Peer-to-peer (P2P) systems, and client-server type storage and computation outsourcing constitute some of the major applications that the next generation cloud schemes will address. Since these applications are just emerging, it is the perfect time to design them with security and privacy in mind. Furthermore, considering the high-churn characteristics of such systems, the cryptographic protocols employed must be efficient and scalable.
In this talk, I will focus on an efficient and scalable fair exchange protocol that can be used for exchanging files between participants of a P2P file sharing system. It has been shown that fair exchange cannot be done without a trusted third party (called the Arbiter). Yet, even with a trusted Arbiter, it is still non-trivial to come up with an efficient solution, especially one that can be used in a P2P file sharing system with a high volume of data exchanged. Our protocol is optimistic, removing the need for the Arbiter’s involvement unless a dispute occurs. While the previous solutions employ costly cryptographic primitives for every file or block exchanged, our protocol employs them only once per peer, therefore achieving O(n) efficiency improvement when n blocks are exchanged between two peers.

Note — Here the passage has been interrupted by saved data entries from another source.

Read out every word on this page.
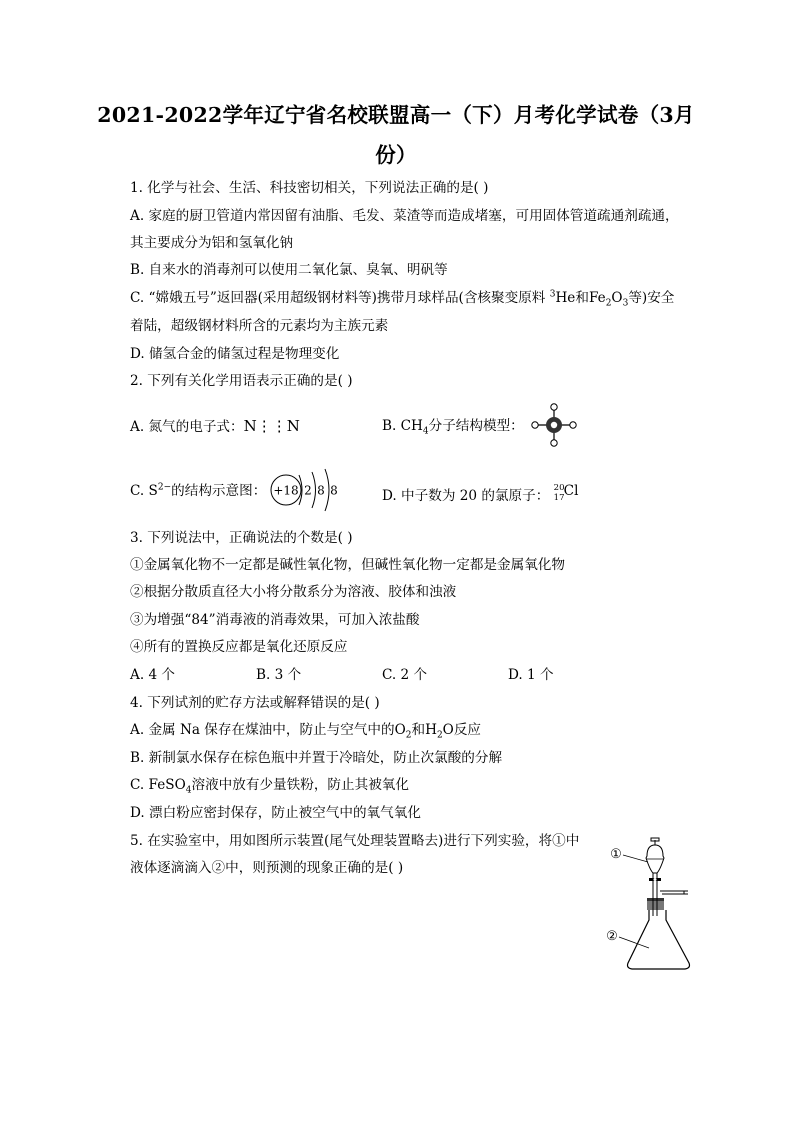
2021-2022学年辽宁省名校联盟高一（下）月考化学试卷（3月
份）
1. 化学与社会、生活、科技密切相关，下列说法正确的是( )
A. 家庭的厨卫管道内常因留有油脂、毛发、菜渣等而造成堵塞，可用固体管道疏通剂疏通，
其主要成分为铝和氢氧化钠
B. 自来水的消毒剂可以使用二氧化氯、臭氧、明矾等
C. “嫦娥五号”返回器(采用超级钢材料等)携带月球样品(含核聚变原料 $^3$He和$Fe_2O_3$等)安全
着陆，超级钢材料所含的元素均为主族元素
D. 储氢合金的储氢过程是物理变化
2. 下列有关化学用语表示正确的是( )
A. 氮气的电子式：N⋮⋮N	B. $CH_4$分子结构模型：
C. $S^{2-}$的结构示意图： +18 2 8 8	D. 中子数为 20 的氯原子： 20
17 Cl
3. 下列说法中，正确说法的个数是( )
①金属氧化物不一定都是碱性氧化物，但碱性氧化物一定都是金属氧化物
②根据分散质直径大小将分散系分为溶液、胶体和浊液
③为增强“84”消毒液的消毒效果，可加入浓盐酸
④所有的置换反应都是氧化还原反应
A. 4 个	B. 3 个	C. 2 个	D. 1 个
4. 下列试剂的贮存方法或解释错误的是( )
A. 金属 Na 保存在煤油中，防止与空气中的$O_2$和$H_2O$反应
B. 新制氯水保存在棕色瓶中并置于冷暗处，防止次氯酸的分解
C. FeSO$_4$溶液中放有少量铁粉，防止其被氧化
D. 漂白粉应密封保存，防止被空气中的氧气氧化
5. 在实验室中，用如图所示装置(尾气处理装置略去)进行下列实验，将①中
液体逐滴滴入②中，则预测的现象正确的是( )
①
②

In practice, this corresponds to one-two orders of magnitude improvement in terms of both computation and communication (42 minutes vs. 40 seconds, 225 MB vs. 1.8 MB). Thus, for the first time, a provably secure (and privacy respecting when payments are made using
e-cash) fair exchange protocol is being used in real bartering applications (e.g., BitTorrent) without sacrificing performance.
Finally, if time permits, I will briefly mention some of our other results on cloud security including ways to securely outsource computation and storage to untrusted entities, official arbitration in the cloud, impossibility results on distributing the Arbiter, and keeping the user passwords safe (joint work at Microsoft Research). I will also be available to talk on these other projects after the presentation.